The questions covered a multitude of topics, including budgeting, non-profits, the police department, a pay freeze or salary cut for the mayor’s position (both agreed to the idea), dealing with delinquent properties, and how to grow downtown. McCarthy had a distinct advantage in this segment, as acting mayor and member of the city council. He knew the background and details of the issues and his experience with the topics was evident. Hull held his own, however, and seemed to pick up speed as the evening progressed.

Audience questions

Part 3 consisted of a segment of questions from the audience submitted on 3×5 cards and read by Strock. These questions were insightful and creative and I thought brought out the candidates’ proposals more definitively. Some examples:

— On hyrofracking: Neither thought it would be something decided locally, but Hull used the topic to push his idea of selling more Schenectady water to outlying municipalities.

— On the charter amendment to fine-tune the powers of the mayor and the City Council: McCarthy said it was just a redefinition of existing responsibilities but Hull said it was a way to solidify McCarthy’s powers, whether he wins or loses the race, as he will still be on the council if he loses the election. He encouraged the crowd to vote no on this amendment.

It was the only time the gloves seemed to come off. Both candidates were cordial to each other throughout the debate.

— On the requirement that city employees live in the city: Both thought that it should be part of the job description, with McCarthy allowing for time to move here but Hull insisting that they be residents at the time of hire.

— On code enforcement: Both men thought that more enforcement is increasingly necessary to ensure the quality of life in the city, while both conceded that it has been selective and possibly unreasonable in some cases.

One of the most interesting questions posed to each candidate was “What was your most creative idea?”

Hull cited his involvement with Metroplex at its inception and with the development of Seward Place. McCarthy countered with his idea and work on attempting to unify the contracts of the city’s public employees.

There were questions on delinquent properties in the city, absentee landlords and reducing domestic violence. Some answers were vague and general, demonstrating more of the desire to rectify the problems but lacking ways to accomplish the solutions provided. It sounded familiar, I thought, to so many political debates offering ideas and positions, providing the final desired result but lacking in direct means to the end.

Still, this did not take away my impression that each man is aware of the problems our city faces and has thought through the hurdles to arrive at desired results. They both offered many specific ideas through the debate.

Part 4 was the closing statements by each candidate, including a summary of who they were and why we should vote for them. While Hull went considerably over his time limit, both men did an adequate job in closing.

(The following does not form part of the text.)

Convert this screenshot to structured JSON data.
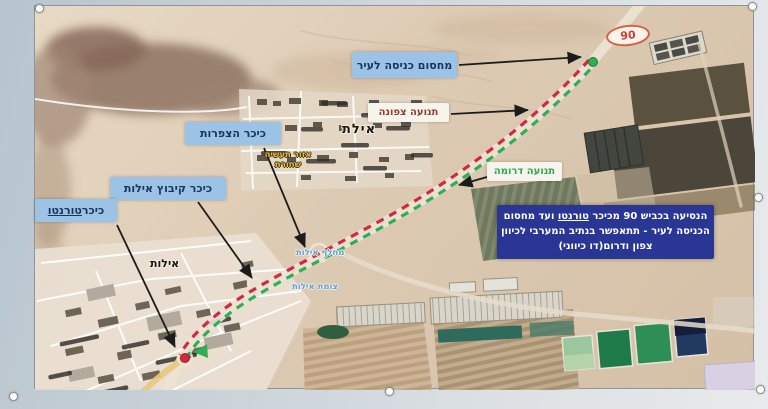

While this was no Lincoln vs. Douglas debate, I left impressed with both candidates, the excellent questions from both the panel and the audience, and the ease with which Strock handled the evening. I was reminded once again of the pride I felt at the large turnout and the demeanor of the audience.

Pondering choices

As I meandered my way home through the city, I decided to travel down Seward Place and thought this beautiful street was certainly one accomplishment that candidate Hull could take pride in. But I also thought that there have been many areas in the city where the quality of life has improved and is improving and that candidate McCarthy has had a role in those accomplishments as well. It came to mind that we could do well with either man.

I’ve since made up my mind on my candidate of choice, but I expect it to be a close election with a large turnout. The lawn signs seem to be evenly distributed throughout the city and the mailings have been considerable.

It’s probably too close to call as Election Day approaches this week, but experience and incumbency may ultimately win the day.

Anthony Frank lives in Schenectady and is a regular contributor to the Sunday Opinion section.